Le trains s'embranla pour entrer en gare et je sursautais. J'avais réussi. Ainsi, j'étais parvenu jusqu'au Grèce, même si j'avais parfois du me traîner dans les couloirs, car je manquais de m'évanouir à cause des douleurs lancinantes qui me traversaient le corps. J'allais revoir tous les chevaliers dont le peu d'énergie restante m'avait soutenu durant tout le trajet. J'imaginais les visages de tous ces valeureux guerriers m'accueillant et je me dépêchais de descendre du marche-pied.
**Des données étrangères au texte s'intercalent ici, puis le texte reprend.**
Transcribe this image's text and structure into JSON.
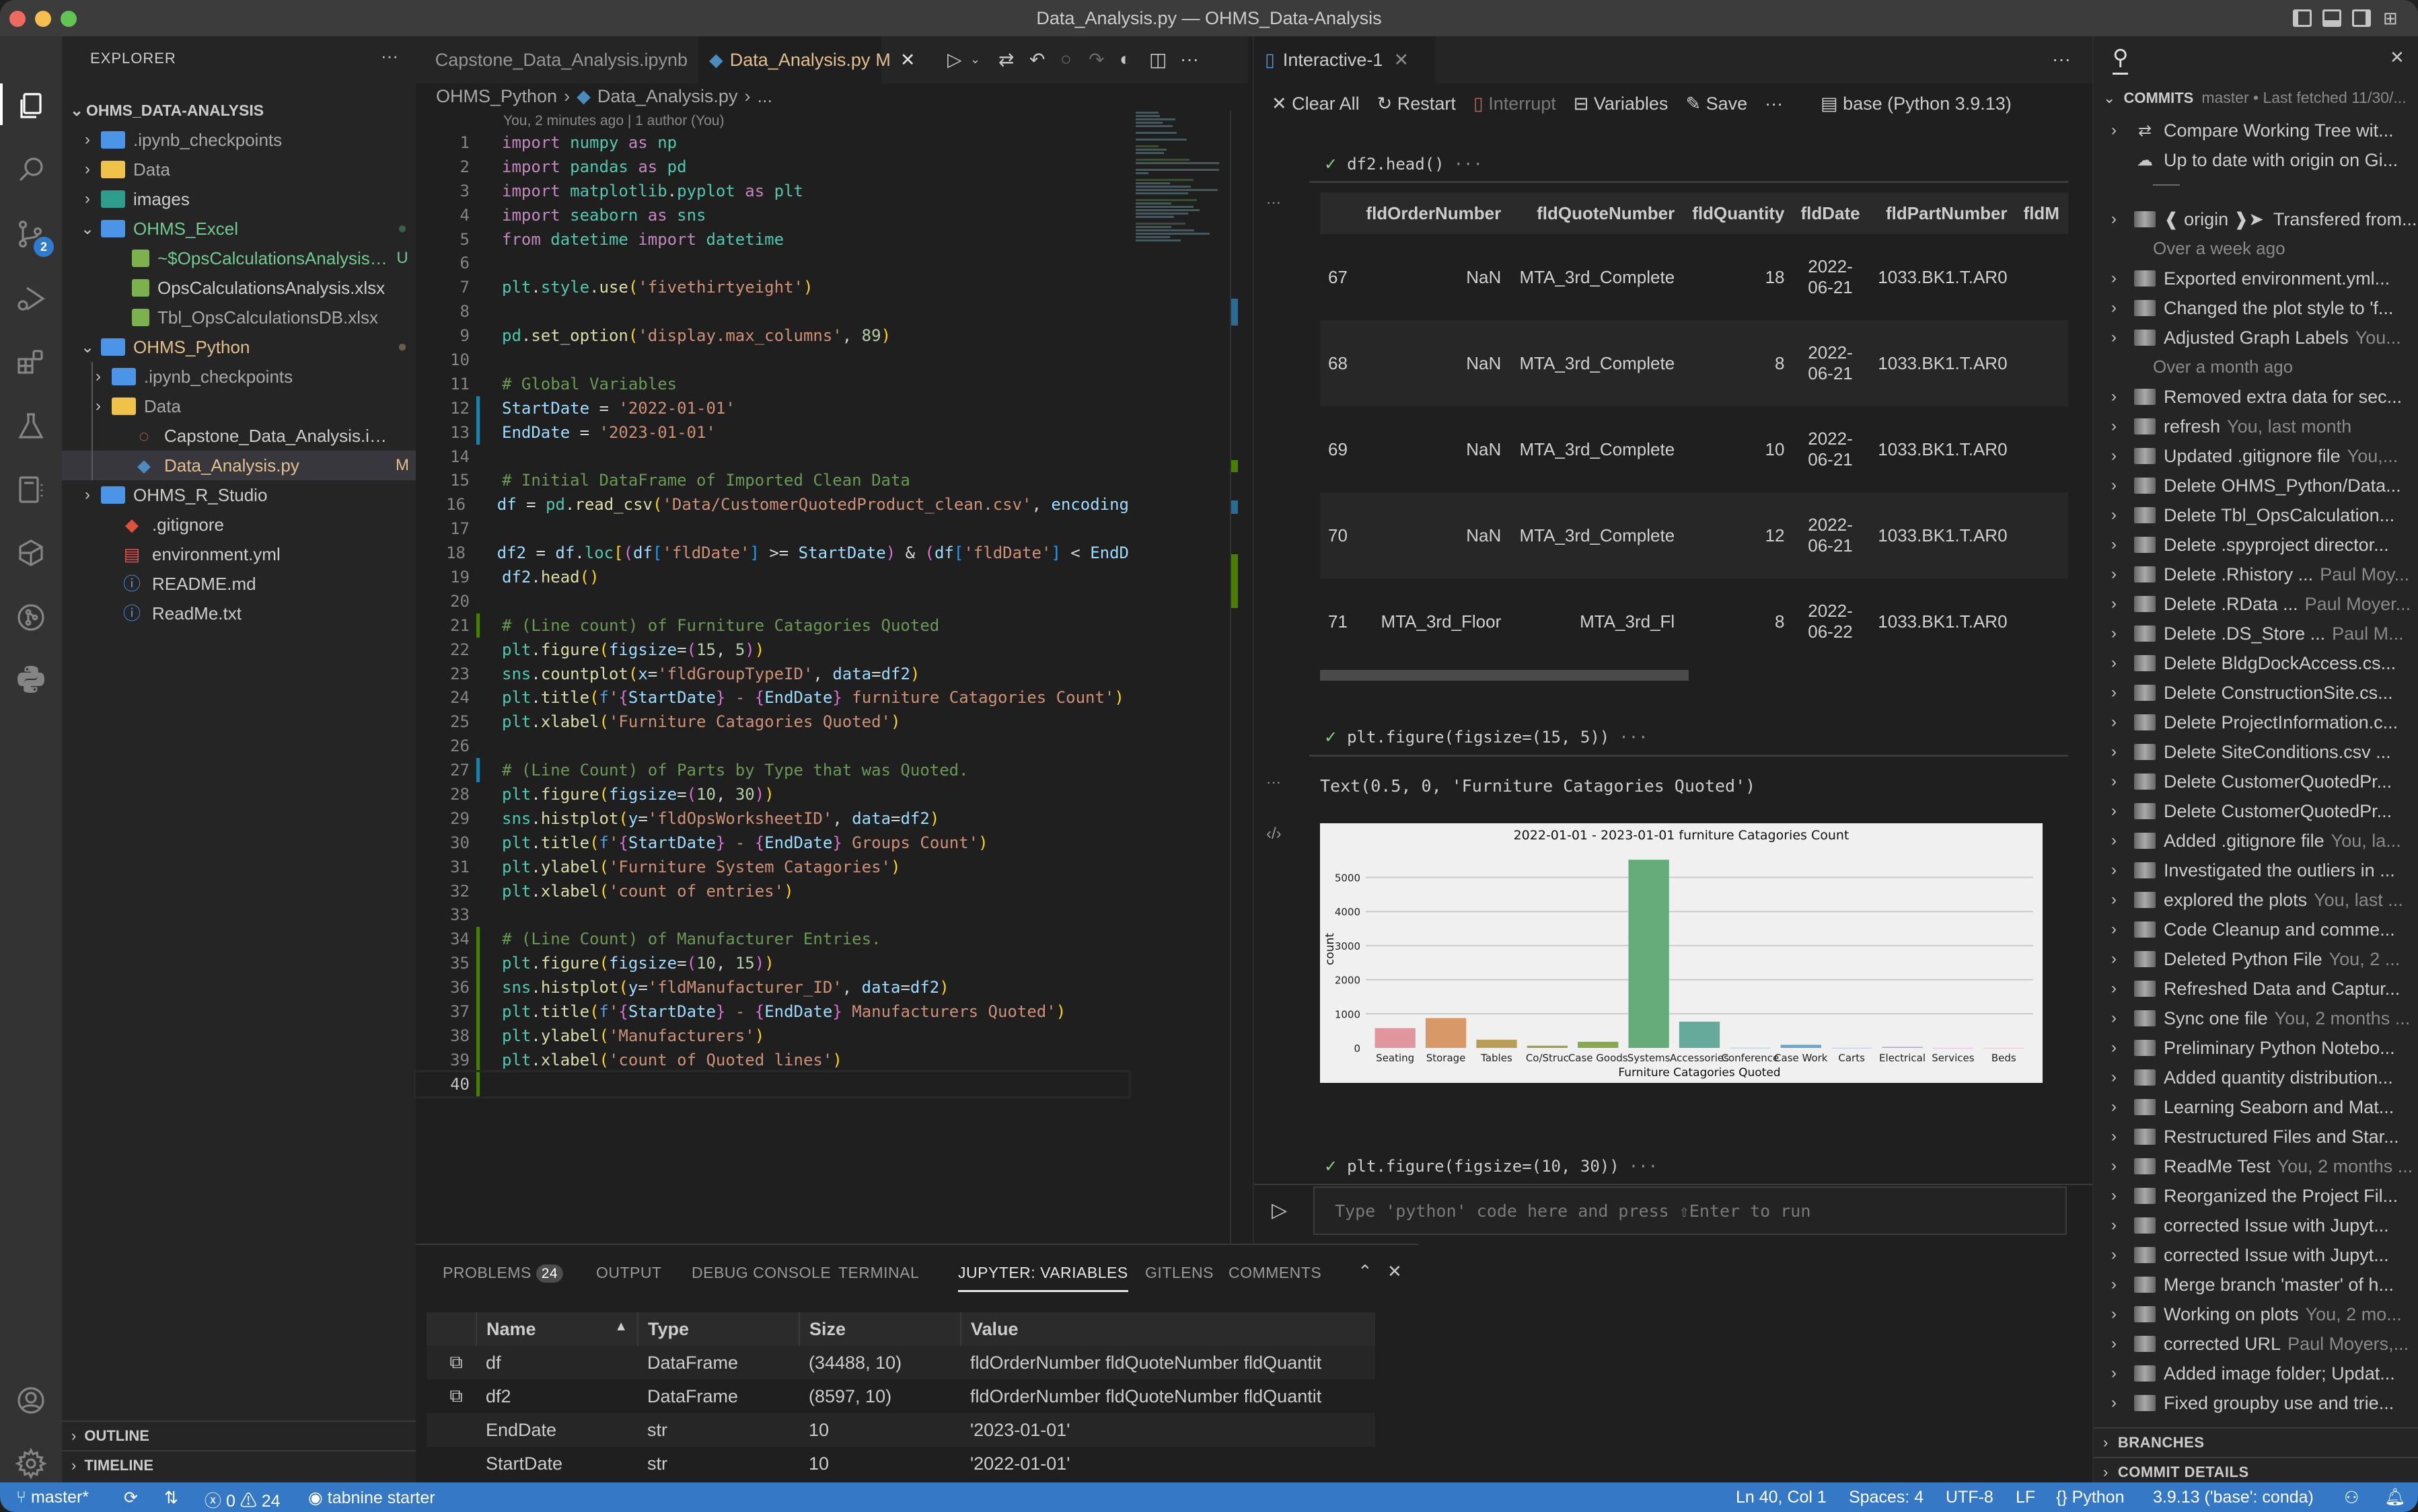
{
  "window": {
    "title": "Data_Analysis.py — OHMS_Data-Analysis"
  },
  "activity_bar": {
    "items": [
      "explorer-icon",
      "search-icon",
      "source-control-icon",
      "run-debug-icon",
      "extensions-icon",
      "testing-icon",
      "jupyter-icon",
      "remote-explorer-icon",
      "gitlens-icon",
      "python-icon",
      "account-icon",
      "settings-gear-icon"
    ],
    "source_control_badge": "2"
  },
  "explorer": {
    "header": "EXPLORER",
    "root": "OHMS_DATA-ANALYSIS",
    "items": [
      {
        "label": ".ipynb_checkpoints",
        "deco": ""
      },
      {
        "label": "Data",
        "deco": ""
      },
      {
        "label": "images",
        "deco": ""
      },
      {
        "label": "OHMS_Excel",
        "deco": "●"
      },
      {
        "label": "~$OpsCalculationsAnalysis.xlsx",
        "deco": "U"
      },
      {
        "label": "OpsCalculationsAnalysis.xlsx",
        "deco": ""
      },
      {
        "label": "Tbl_OpsCalculationsDB.xlsx",
        "deco": ""
      },
      {
        "label": "OHMS_Python",
        "deco": "●"
      },
      {
        "label": ".ipynb_checkpoints",
        "deco": ""
      },
      {
        "label": "Data",
        "deco": ""
      },
      {
        "label": "Capstone_Data_Analysis.ipynb",
        "deco": ""
      },
      {
        "label": "Data_Analysis.py",
        "deco": "M"
      },
      {
        "label": "OHMS_R_Studio",
        "deco": ""
      },
      {
        "label": ".gitignore",
        "deco": ""
      },
      {
        "label": "environment.yml",
        "deco": ""
      },
      {
        "label": "README.md",
        "deco": ""
      },
      {
        "label": "ReadMe.txt",
        "deco": ""
      }
    ],
    "outline": "OUTLINE",
    "timeline": "TIMELINE"
  },
  "editor": {
    "tabs": [
      {
        "label": "Capstone_Data_Analysis.ipynb"
      },
      {
        "label": "Data_Analysis.py",
        "status": "M"
      }
    ],
    "breadcrumb": [
      "OHMS_Python",
      "Data_Analysis.py",
      "..."
    ],
    "blame": "You, 2 minutes ago | 1 author (You)",
    "cursor_line": 40,
    "lines": [
      "import numpy as np",
      "import pandas as pd",
      "import matplotlib.pyplot as plt",
      "import seaborn as sns",
      "from datetime import datetime",
      "",
      "plt.style.use('fivethirtyeight')",
      "",
      "pd.set_option('display.max_columns', 89)",
      "",
      "# Global Variables",
      "StartDate = '2022-01-01'",
      "EndDate = '2023-01-01'",
      "",
      "# Initial DataFrame of Imported Clean Data",
      "df = pd.read_csv('Data/CustomerQuotedProduct_clean.csv', encoding",
      "",
      "df2 = df.loc[(df['fldDate'] >= StartDate) & (df['fldDate'] < EndD",
      "df2.head()",
      "",
      "# (Line count) of Furniture Catagories Quoted",
      "plt.figure(figsize=(15, 5))",
      "sns.countplot(x='fldGroupTypeID', data=df2)",
      "plt.title(f'{StartDate} - {EndDate} furniture Catagories Count')",
      "plt.xlabel('Furniture Catagories Quoted')",
      "",
      "# (Line Count) of Parts by Type that was Quoted.",
      "plt.figure(figsize=(10, 30))",
      "sns.histplot(y='fldOpsWorksheetID', data=df2)",
      "plt.title(f'{StartDate} - {EndDate} Groups Count')",
      "plt.ylabel('Furniture System Catagories')",
      "plt.xlabel('count of entries')",
      "",
      "# (Line Count) of Manufacturer Entries.",
      "plt.figure(figsize=(10, 15))",
      "sns.histplot(y='fldManufacturer_ID', data=df2)",
      "plt.title(f'{StartDate} - {EndDate} Manufacturers Quoted')",
      "plt.ylabel('Manufacturers')",
      "plt.xlabel('count of Quoted lines')",
      ""
    ]
  },
  "interactive": {
    "tab_label": "Interactive-1",
    "toolbar": {
      "clear_all": "Clear All",
      "restart": "Restart",
      "interrupt": "Interrupt",
      "variables": "Variables",
      "save": "Save",
      "kernel": "base (Python 3.9.13)"
    },
    "cell1": {
      "code": "df2.head()",
      "table": {
        "columns": [
          "",
          "fldOrderNumber",
          "fldQuoteNumber",
          "fldQuantity",
          "fldDate",
          "fldPartNumber",
          "fldM"
        ],
        "rows": [
          [
            "67",
            "NaN",
            "MTA_3rd_Complete",
            "18",
            "2022-06-21",
            "1033.BK1.T.AR0",
            ""
          ],
          [
            "68",
            "NaN",
            "MTA_3rd_Complete",
            "8",
            "2022-06-21",
            "1033.BK1.T.AR0",
            ""
          ],
          [
            "69",
            "NaN",
            "MTA_3rd_Complete",
            "10",
            "2022-06-21",
            "1033.BK1.T.AR0",
            ""
          ],
          [
            "70",
            "NaN",
            "MTA_3rd_Complete",
            "12",
            "2022-06-21",
            "1033.BK1.T.AR0",
            ""
          ],
          [
            "71",
            "MTA_3rd_Floor",
            "MTA_3rd_Fl",
            "8",
            "2022-06-22",
            "1033.BK1.T.AR0",
            ""
          ]
        ]
      }
    },
    "cell2": {
      "code": "plt.figure(figsize=(15, 5))",
      "text_output": "Text(0.5, 0, 'Furniture Catagories Quoted')"
    },
    "cell3": {
      "code": "plt.figure(figsize=(10, 30))"
    },
    "input_placeholder": "Type 'python' code here and press ⇧Enter to run"
  },
  "chart_data": {
    "type": "bar",
    "title": "2022-01-01 - 2023-01-01 furniture Catagories Count",
    "xlabel": "Furniture Catagories Quoted",
    "ylabel": "count",
    "categories": [
      "Seating",
      "Storage",
      "Tables",
      "Co/Struc",
      "Case Goods",
      "Systems",
      "Accessories",
      "Conference",
      "Case Work",
      "Carts",
      "Electrical",
      "Services",
      "Beds"
    ],
    "values": [
      580,
      875,
      240,
      65,
      180,
      5520,
      770,
      3,
      90,
      2,
      30,
      1,
      1
    ],
    "colors": [
      "#e1969e",
      "#d99868",
      "#b99c56",
      "#a09f4d",
      "#86a94f",
      "#66ac7a",
      "#66aa9b",
      "#6aa9b4",
      "#6aa5c8",
      "#8ea5da",
      "#b59ae0",
      "#d693d5",
      "#e193b5"
    ],
    "yticks": [
      0,
      1000,
      2000,
      3000,
      4000,
      5000
    ],
    "ylim": [
      0,
      5800
    ],
    "grid": true
  },
  "gitlens": {
    "header": "COMMITS",
    "branch_info": "master • Last fetched 11/30/...",
    "top_items": [
      {
        "icon": "compare-icon",
        "msg": "Compare Working Tree wit..."
      },
      {
        "icon": "cloud-icon",
        "msg": "Up to date with origin on Gi..."
      }
    ],
    "origin_commit": {
      "tag": "origin",
      "msg": "Transfered from..."
    },
    "groups": [
      {
        "label": "Over a week ago",
        "commits": [
          {
            "msg": "Exported environment.yml...",
            "meta": ""
          },
          {
            "msg": "Changed the plot style to 'f...",
            "meta": ""
          },
          {
            "msg": "Adjusted Graph Labels",
            "meta": "You..."
          }
        ]
      },
      {
        "label": "Over a month ago",
        "commits": [
          {
            "msg": "Removed extra data for sec...",
            "meta": ""
          },
          {
            "msg": "refresh",
            "meta": "You, last month"
          },
          {
            "msg": "Updated .gitignore file",
            "meta": "You,..."
          },
          {
            "msg": "Delete OHMS_Python/Data...",
            "meta": ""
          },
          {
            "msg": "Delete Tbl_OpsCalculation...",
            "meta": ""
          },
          {
            "msg": "Delete .spyproject director...",
            "meta": ""
          },
          {
            "msg": "Delete .Rhistory ...",
            "meta": "Paul Moy..."
          },
          {
            "msg": "Delete .RData ...",
            "meta": "Paul Moyer..."
          },
          {
            "msg": "Delete .DS_Store ...",
            "meta": "Paul M..."
          },
          {
            "msg": "Delete BldgDockAccess.cs...",
            "meta": ""
          },
          {
            "msg": "Delete ConstructionSite.cs...",
            "meta": ""
          },
          {
            "msg": "Delete ProjectInformation.c...",
            "meta": ""
          },
          {
            "msg": "Delete SiteConditions.csv ...",
            "meta": ""
          },
          {
            "msg": "Delete CustomerQuotedPr...",
            "meta": ""
          },
          {
            "msg": "Delete CustomerQuotedPr...",
            "meta": ""
          },
          {
            "msg": "Added .gitignore file",
            "meta": "You, la..."
          },
          {
            "msg": "Investigated the outliers in ...",
            "meta": ""
          },
          {
            "msg": "explored the plots",
            "meta": "You, last ..."
          },
          {
            "msg": "Code Cleanup and comme...",
            "meta": ""
          },
          {
            "msg": "Deleted Python File",
            "meta": "You, 2 ..."
          },
          {
            "msg": "Refreshed Data and Captur...",
            "meta": ""
          },
          {
            "msg": "Sync one file",
            "meta": "You, 2 months ..."
          },
          {
            "msg": "Preliminary Python Notebo...",
            "meta": ""
          },
          {
            "msg": "Added quantity distribution...",
            "meta": ""
          },
          {
            "msg": "Learning Seaborn and Mat...",
            "meta": ""
          },
          {
            "msg": "Restructured Files and Star...",
            "meta": ""
          },
          {
            "msg": "ReadMe Test",
            "meta": "You, 2 months ..."
          },
          {
            "msg": "Reorganized the Project Fil...",
            "meta": ""
          },
          {
            "msg": "corrected Issue with Jupyt...",
            "meta": ""
          },
          {
            "msg": "corrected Issue with Jupyt...",
            "meta": ""
          },
          {
            "msg": "Merge branch 'master' of h...",
            "meta": ""
          },
          {
            "msg": "Working on plots",
            "meta": "You, 2 mo..."
          },
          {
            "msg": "corrected URL",
            "meta": "Paul Moyers,..."
          },
          {
            "msg": "Added image folder; Updat...",
            "meta": ""
          },
          {
            "msg": "Fixed groupby use and trie...",
            "meta": ""
          }
        ]
      }
    ],
    "branches": "BRANCHES",
    "commit_details": "COMMIT DETAILS"
  },
  "panel": {
    "tabs": [
      {
        "label": "PROBLEMS",
        "badge": "24"
      },
      {
        "label": "OUTPUT"
      },
      {
        "label": "DEBUG CONSOLE"
      },
      {
        "label": "TERMINAL"
      },
      {
        "label": "JUPYTER: VARIABLES",
        "active": true
      },
      {
        "label": "GITLENS"
      },
      {
        "label": "COMMENTS"
      }
    ],
    "variables": {
      "columns": [
        "",
        "Name",
        "Type",
        "Size",
        "Value"
      ],
      "rows": [
        {
          "name": "df",
          "type": "DataFrame",
          "size": "(34488, 10)",
          "value": "fldOrderNumber fldQuoteNumber fldQuantit"
        },
        {
          "name": "df2",
          "type": "DataFrame",
          "size": "(8597, 10)",
          "value": "fldOrderNumber fldQuoteNumber fldQuantit"
        },
        {
          "name": "EndDate",
          "type": "str",
          "size": "10",
          "value": "'2023-01-01'"
        },
        {
          "name": "StartDate",
          "type": "str",
          "size": "10",
          "value": "'2022-01-01'"
        }
      ]
    }
  },
  "statusbar": {
    "branch": "master*",
    "errors": "0",
    "warnings": "24",
    "tabnine": "tabnine starter",
    "position": "Ln 40, Col 1",
    "spaces": "Spaces: 4",
    "encoding": "UTF-8",
    "eol": "LF",
    "language": "Python",
    "interpreter": "3.9.13 ('base': conda)"
  }
}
J'avais hâte... et pour une fois, je regardais mon avenir sans songer à la manière dont les évènements s'étaient produits autrefois. Tout cela n'avait plus la moindre importance, on s'en rendait compte lorsque l'on était mort et que, comme moi, on renaissait à une seconde existance.
Je me retrouvais dehors en quelques secondes. La brise du mois de juin vint me caresser le visage et je restais sans bouger, sans véritablement réaliser ma chance. La Grèce s'étendait sous mon regard et je sentais mon coeur sauter dans ma poitrine. J'étais retourné à l'endroit ou plongeaient mes racines... et pour la première fois depuis des mois, je ne pus m'empêcher d'esquisser un sourire.